Quels sont les pays qui apprécient le plus ton univers musical pour le moment ?
A. A. : La France, les Etats-Unis, l’Angleterre et l’Allemagne, en gros.

Quelles sont tes envies pour l’avenir ?
A. A. : Faire mon metal opéra et tourner un film dessus.

Quel genre de spectacle proposerais-tu si tu te produisais dans une grande salle de type Zenith ou Bercy ?

A. A. : Si j’ai des moyens, je veux bien vous proposer un show avec beaucoup d’effets spéciaux actuels, beaucoup de personnages différents, quelque chose entre le cinéma fantastique/gore et le concert métal. Comme je l’ai déjà fait dans mes shows en arrière, je change beaucoup de costume et quand je ne joue pas le piano je joue chaque esprit de mes personnages. Pas seulement avec les moyens du costume mais avec les moyens des expressions aussi. J’aime bien proposer non seulement un univers gore et dark mais également le glamour, les personnages des autres dimensions et la tragédie, comme je fais dans mes vidéos.
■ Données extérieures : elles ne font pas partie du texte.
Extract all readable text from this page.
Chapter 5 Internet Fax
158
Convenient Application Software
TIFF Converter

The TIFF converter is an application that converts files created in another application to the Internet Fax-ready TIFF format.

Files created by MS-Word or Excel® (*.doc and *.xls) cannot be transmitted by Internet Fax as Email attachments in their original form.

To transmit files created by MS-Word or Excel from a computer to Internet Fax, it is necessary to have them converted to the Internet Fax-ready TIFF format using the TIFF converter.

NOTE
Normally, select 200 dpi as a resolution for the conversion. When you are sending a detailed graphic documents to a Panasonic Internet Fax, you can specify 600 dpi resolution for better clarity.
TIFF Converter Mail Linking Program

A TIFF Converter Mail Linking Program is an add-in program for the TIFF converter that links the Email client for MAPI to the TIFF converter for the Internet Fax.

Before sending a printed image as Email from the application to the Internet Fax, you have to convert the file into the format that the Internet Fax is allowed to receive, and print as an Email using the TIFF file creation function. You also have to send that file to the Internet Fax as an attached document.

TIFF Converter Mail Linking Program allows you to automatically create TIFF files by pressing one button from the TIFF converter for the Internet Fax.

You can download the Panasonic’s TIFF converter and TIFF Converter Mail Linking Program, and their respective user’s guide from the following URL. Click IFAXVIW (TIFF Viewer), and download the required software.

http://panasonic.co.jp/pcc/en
Y a-t-il des groupes de la scène hard rock / metal française que tu apprécies à titre personnel ?
A. A. : Je ne connais que Gojira et Dagoba. Ce sont des bons groupes mais je ne suis pas fan et à vrai dire je ne connais pas trop le metal français pour détester ou aimer quelque chose. La plupart du temps j’écoute du black et death metal scandinave ou anglais et bien sûr je suis également fans de quelques groupes américains. Mon groupe préféré est Pantera.